Blog: A Little Perspective - 2013-06-09
Excerpted from "The Paranoid Style in American Politics", a 1964 essay by Richard J. Hofstadter:
"The paranoid spokesman, sees the fate of conspiracy in apocalyptic terms — he traffics in the birth and death of whole worlds, whole political orders, whole systems of human values. He is always manning the barricades of civilization... he does not see social conflict as something to be mediated and compromised, in the manner of the working politician. Since what is at stake is always a conflict between absolute good and absolute evil, what is necessary is not compromise but the will to fight things out to a finish. Since the enemy is thought of as being totally evil and totally unappeasable, he must be totally eliminated — if not from the world, at least from the theatre of operations to which the paranoid directs his attention. This demand for total triumph leads to the formulation of hopelessly unrealistic goals, and since these goals are not even remotely attainable, failure constantly heightens the paranoid's sense of frustration. Even partial success leaves him with the same feeling of powerlessness with which he began, and this in turn only strengthens his awareness of the vast and terrifying quality of the enemy he opposes.
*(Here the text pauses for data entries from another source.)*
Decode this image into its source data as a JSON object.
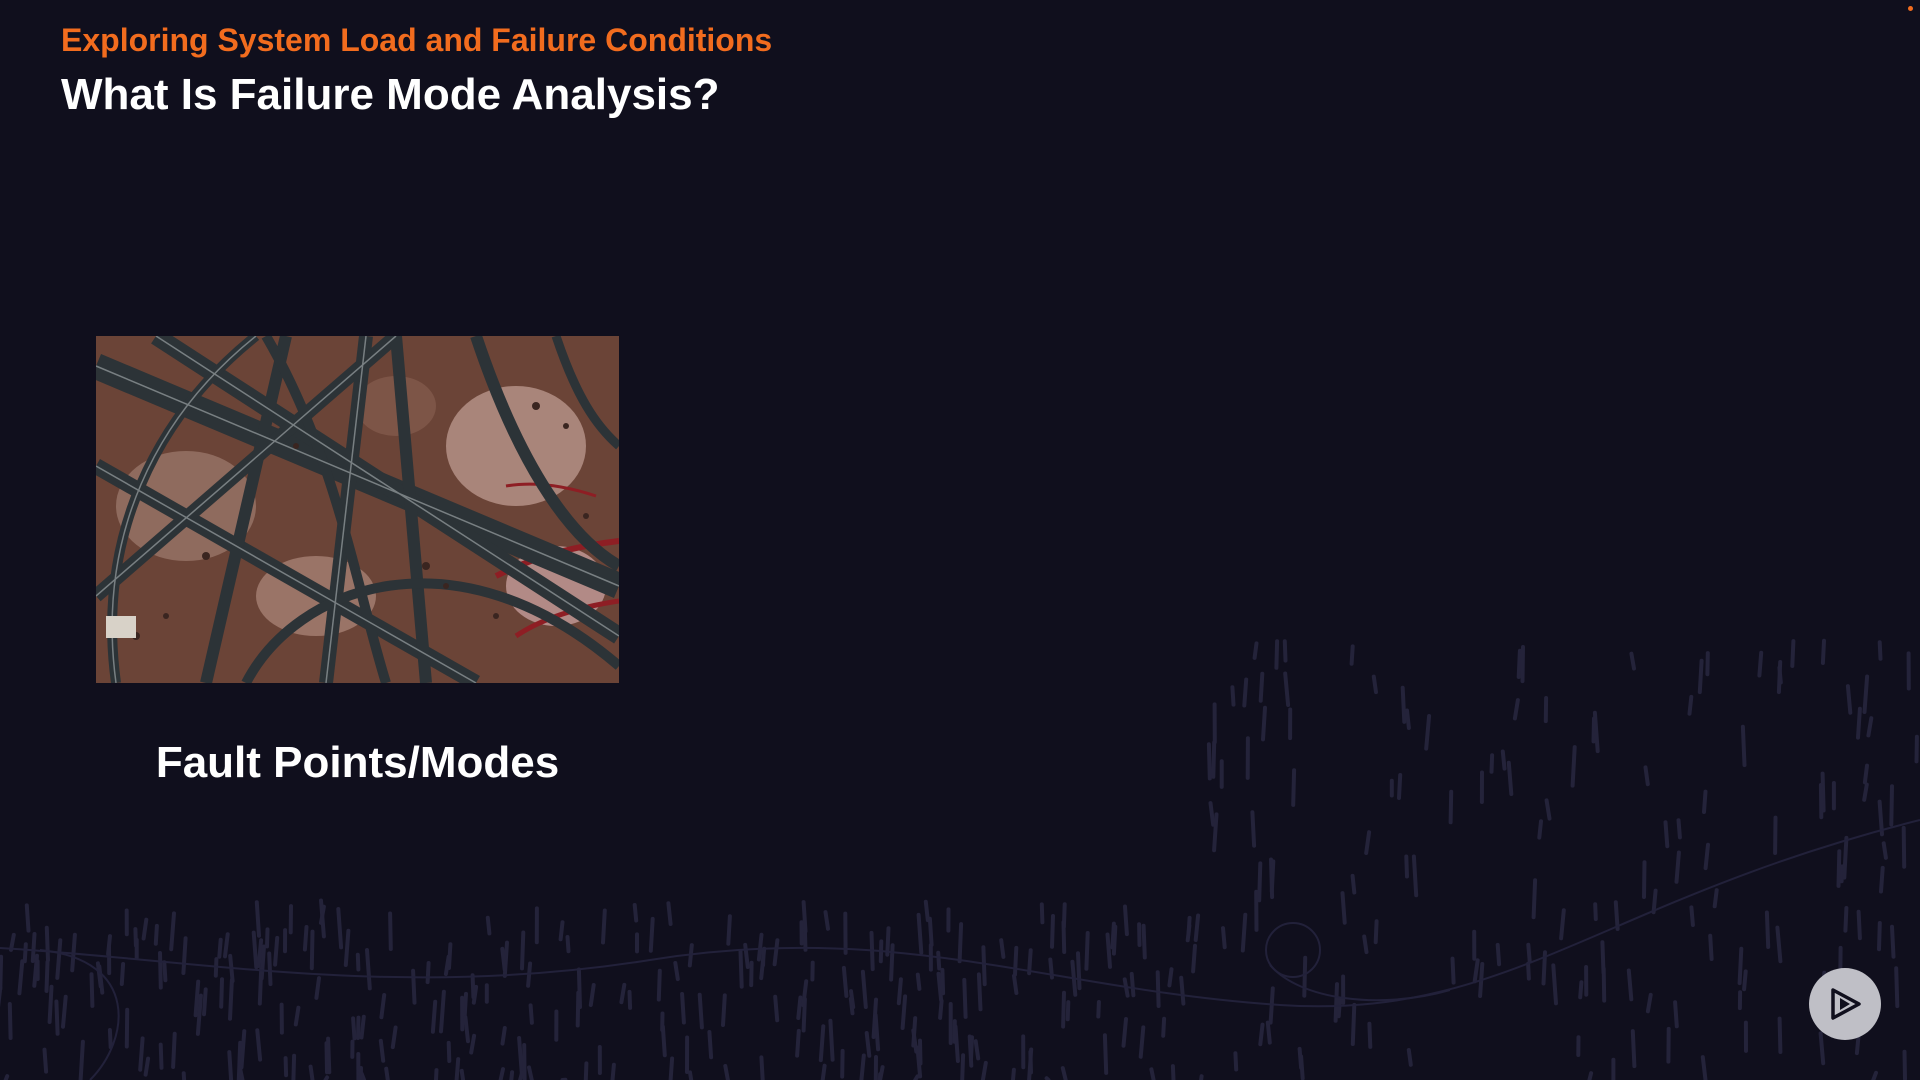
{
  "slide": {
    "kicker": "Exploring System Load and Failure Conditions",
    "title": "What Is Failure Mode Analysis?",
    "figure_caption": "Fault Points/Modes",
    "figure_alt": "Aerial view of highway interchange",
    "icons": {
      "play": "play-icon"
    }
  },
  "colors": {
    "background": "#100f1d",
    "accent": "#f26c1e",
    "text": "#ffffff",
    "play_button": "#bfbfc6"
  }
}
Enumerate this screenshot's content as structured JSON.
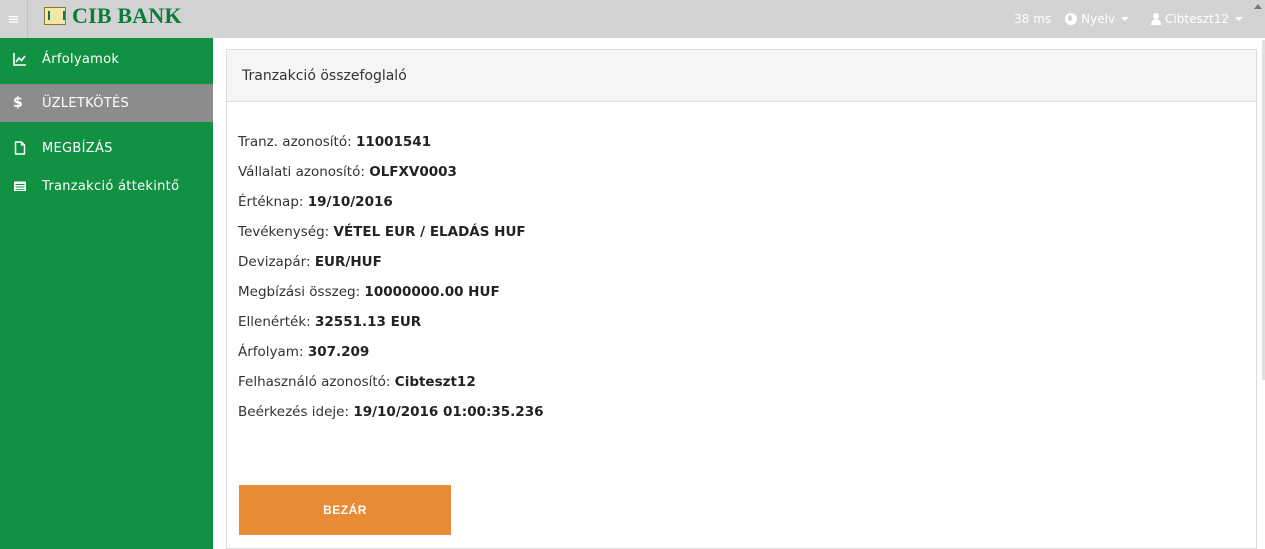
{
  "topbar": {
    "menu_icon": "hamburger-icon",
    "brand": "CIB BANK",
    "latency": "38 ms",
    "language_label": "Nyelv",
    "user_label": "Cibteszt12",
    "colors": {
      "bar": "#d3d3d3",
      "brand": "#0b7d3a"
    }
  },
  "sidebar": {
    "color": "#119142",
    "active_color": "#8c8c8c",
    "items": [
      {
        "label": "Árfolyamok",
        "icon": "line-chart-icon",
        "active": false
      },
      {
        "label": "ÜZLETKÖTÉS",
        "icon": "dollar-icon",
        "active": true
      },
      {
        "label": "MEGBÍZÁS",
        "icon": "file-icon",
        "active": false
      },
      {
        "label": "Tranzakció áttekintő",
        "icon": "list-icon",
        "active": false
      }
    ]
  },
  "panel": {
    "title": "Tranzakció összefoglaló",
    "rows": [
      {
        "label": "Tranz. azonosító:",
        "value": "11001541"
      },
      {
        "label": "Vállalati azonosító:",
        "value": "OLFXV0003"
      },
      {
        "label": "Értéknap:",
        "value": "19/10/2016"
      },
      {
        "label": "Tevékenység:",
        "value": "VÉTEL EUR / ELADÁS HUF"
      },
      {
        "label": "Devizapár:",
        "value": "EUR/HUF"
      },
      {
        "label": "Megbízási összeg:",
        "value": "10000000.00 HUF"
      },
      {
        "label": "Ellenérték:",
        "value": "32551.13 EUR"
      },
      {
        "label": "Árfolyam:",
        "value": "307.209"
      },
      {
        "label": "Felhasználó azonosító:",
        "value": "Cibteszt12"
      },
      {
        "label": "Beérkezés ideje:",
        "value": "19/10/2016 01:00:35.236"
      }
    ],
    "close_button": "BEZÁR",
    "close_color": "#e98a35"
  }
}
"The enemy is clearly delineated: he is a perfect model of malice, a kind of amoral superman — sinister, ubiquitous, powerful, cruel, sensual, luxury-loving. Unlike the rest of us, the enemy is not caught in the toils of the vast mechanism of history, himself a victim of his past, his desires, his limitations. He wills, indeed, he manufactures, the mechanism of history, or tries to deflect the normal course of history in an evil way. He makes crises, starts runs on banks, causes depressions, manufactures disasters, and then enjoys and profits from the misery he has produced. The paranoid's interpretation of history is distinctly personal: decisive events are not taken as part of the stream of history, but as the consequences of someone's will. Very often, the enemy is held to possess some especially effective source of power: he controls the press; he has unlimited funds; he has a new secret for influencing the mind (brainwashing); he has a special technique for seduction (the Catholic confessional).